The U.S. Department of Housing and Urban Development for the first time failed to sell some of the soured mortgages it’s auctioning off in the wake of the housing crisis, according to four people with knowledge of the results.
HUD deemed bids on about $450 million of home loans too low to accept at an Oct. 30 sale, said the people, who asked not to be named because the details are private. Since 2010, the agency has sold about 50,000 non-performing single-family loans insured by the Federal Housing Administration to investors willing to either help keep the borrowers in their homes or rehab the properties for sale.
The sales are an attempt by HUD to simultaneously stem losses at the financially troubled FHA and pursue its public mission of averting foreclosures on the underlying properties. The refusal to accept bids on some of the pools may reflect that the FHA reached its limit on the losses it was willing to realize to keep some borrowers in homes or stabilize markets.

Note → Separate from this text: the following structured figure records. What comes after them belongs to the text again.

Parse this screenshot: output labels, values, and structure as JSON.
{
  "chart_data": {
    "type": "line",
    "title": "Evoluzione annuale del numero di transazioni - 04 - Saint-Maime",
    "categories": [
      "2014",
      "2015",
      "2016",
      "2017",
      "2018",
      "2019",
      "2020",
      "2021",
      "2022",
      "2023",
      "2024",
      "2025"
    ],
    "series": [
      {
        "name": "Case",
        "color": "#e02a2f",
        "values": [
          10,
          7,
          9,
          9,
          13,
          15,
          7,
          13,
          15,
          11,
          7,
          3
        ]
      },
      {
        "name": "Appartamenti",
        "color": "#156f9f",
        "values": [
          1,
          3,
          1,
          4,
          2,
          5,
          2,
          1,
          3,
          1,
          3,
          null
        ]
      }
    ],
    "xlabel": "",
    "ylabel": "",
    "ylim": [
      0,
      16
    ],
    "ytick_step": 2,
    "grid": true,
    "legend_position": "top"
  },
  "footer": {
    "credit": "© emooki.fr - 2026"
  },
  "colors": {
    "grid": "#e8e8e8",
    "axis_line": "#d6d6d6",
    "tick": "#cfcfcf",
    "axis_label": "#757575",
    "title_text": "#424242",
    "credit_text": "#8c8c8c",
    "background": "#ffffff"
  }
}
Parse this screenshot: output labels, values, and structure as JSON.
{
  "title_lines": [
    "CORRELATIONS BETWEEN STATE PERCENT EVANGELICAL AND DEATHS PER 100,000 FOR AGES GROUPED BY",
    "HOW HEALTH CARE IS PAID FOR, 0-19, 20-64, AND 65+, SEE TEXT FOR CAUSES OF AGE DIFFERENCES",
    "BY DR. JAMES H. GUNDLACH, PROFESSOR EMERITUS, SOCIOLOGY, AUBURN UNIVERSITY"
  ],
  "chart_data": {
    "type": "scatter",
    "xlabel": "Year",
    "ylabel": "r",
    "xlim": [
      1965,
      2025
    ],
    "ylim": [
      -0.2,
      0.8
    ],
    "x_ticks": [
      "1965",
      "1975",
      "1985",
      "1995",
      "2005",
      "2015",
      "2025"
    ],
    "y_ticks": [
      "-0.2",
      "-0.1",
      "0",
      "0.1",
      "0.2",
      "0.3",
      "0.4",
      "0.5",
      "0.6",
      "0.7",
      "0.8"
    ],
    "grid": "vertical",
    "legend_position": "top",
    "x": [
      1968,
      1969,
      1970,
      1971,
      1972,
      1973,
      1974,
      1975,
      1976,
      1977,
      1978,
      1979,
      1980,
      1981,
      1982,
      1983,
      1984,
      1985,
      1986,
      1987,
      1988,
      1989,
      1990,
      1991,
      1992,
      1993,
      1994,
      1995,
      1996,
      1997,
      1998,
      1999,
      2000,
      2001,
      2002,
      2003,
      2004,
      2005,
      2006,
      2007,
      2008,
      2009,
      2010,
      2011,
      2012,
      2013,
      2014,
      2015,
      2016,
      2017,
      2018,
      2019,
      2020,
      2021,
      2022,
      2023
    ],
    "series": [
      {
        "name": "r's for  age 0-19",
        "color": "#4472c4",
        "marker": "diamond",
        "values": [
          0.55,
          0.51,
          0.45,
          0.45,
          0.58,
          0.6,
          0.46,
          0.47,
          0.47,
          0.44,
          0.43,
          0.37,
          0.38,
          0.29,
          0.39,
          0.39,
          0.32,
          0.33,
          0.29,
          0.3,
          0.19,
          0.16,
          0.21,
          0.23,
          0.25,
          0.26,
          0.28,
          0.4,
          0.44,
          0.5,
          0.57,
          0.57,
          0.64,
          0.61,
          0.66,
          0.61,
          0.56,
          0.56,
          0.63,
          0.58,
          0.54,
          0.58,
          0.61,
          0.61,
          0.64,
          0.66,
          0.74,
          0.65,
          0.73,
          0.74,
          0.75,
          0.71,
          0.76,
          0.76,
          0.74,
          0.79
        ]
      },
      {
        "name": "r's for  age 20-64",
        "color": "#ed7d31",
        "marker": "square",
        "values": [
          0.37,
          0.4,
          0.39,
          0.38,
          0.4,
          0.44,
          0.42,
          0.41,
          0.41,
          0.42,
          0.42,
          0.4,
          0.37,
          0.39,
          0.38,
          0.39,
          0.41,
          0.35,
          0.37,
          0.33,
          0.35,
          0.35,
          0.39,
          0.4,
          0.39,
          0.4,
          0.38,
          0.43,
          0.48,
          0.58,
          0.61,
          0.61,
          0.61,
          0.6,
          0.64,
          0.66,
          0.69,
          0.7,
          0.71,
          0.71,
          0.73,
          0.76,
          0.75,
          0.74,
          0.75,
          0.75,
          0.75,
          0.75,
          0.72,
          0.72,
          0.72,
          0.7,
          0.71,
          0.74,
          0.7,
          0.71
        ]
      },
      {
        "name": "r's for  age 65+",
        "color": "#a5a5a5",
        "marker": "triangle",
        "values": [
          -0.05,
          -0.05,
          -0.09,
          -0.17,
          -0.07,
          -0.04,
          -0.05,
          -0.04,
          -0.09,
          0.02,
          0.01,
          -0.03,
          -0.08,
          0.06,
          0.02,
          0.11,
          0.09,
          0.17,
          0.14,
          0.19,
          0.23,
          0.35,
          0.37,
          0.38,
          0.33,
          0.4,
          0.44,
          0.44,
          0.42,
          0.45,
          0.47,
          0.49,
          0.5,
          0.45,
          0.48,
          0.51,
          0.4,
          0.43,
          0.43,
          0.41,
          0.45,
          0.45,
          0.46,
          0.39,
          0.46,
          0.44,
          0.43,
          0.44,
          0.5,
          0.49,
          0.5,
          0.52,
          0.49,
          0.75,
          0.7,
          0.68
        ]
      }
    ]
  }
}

“If you can get someone who’s willing to take these notes and fix the mortgages, or the properties and rent them out or transfer them to a nonprofit, the idea is that you’re not hurting places that have been hit hard by foreclosures,” said Andrew Jakabovics, senior director of policy development at Enterprise Community Partners and a former HUD policy adviser who helped design the note sale program. “It’s about striking that balance but also making sure that they’re not giving properties away far below what the value is.”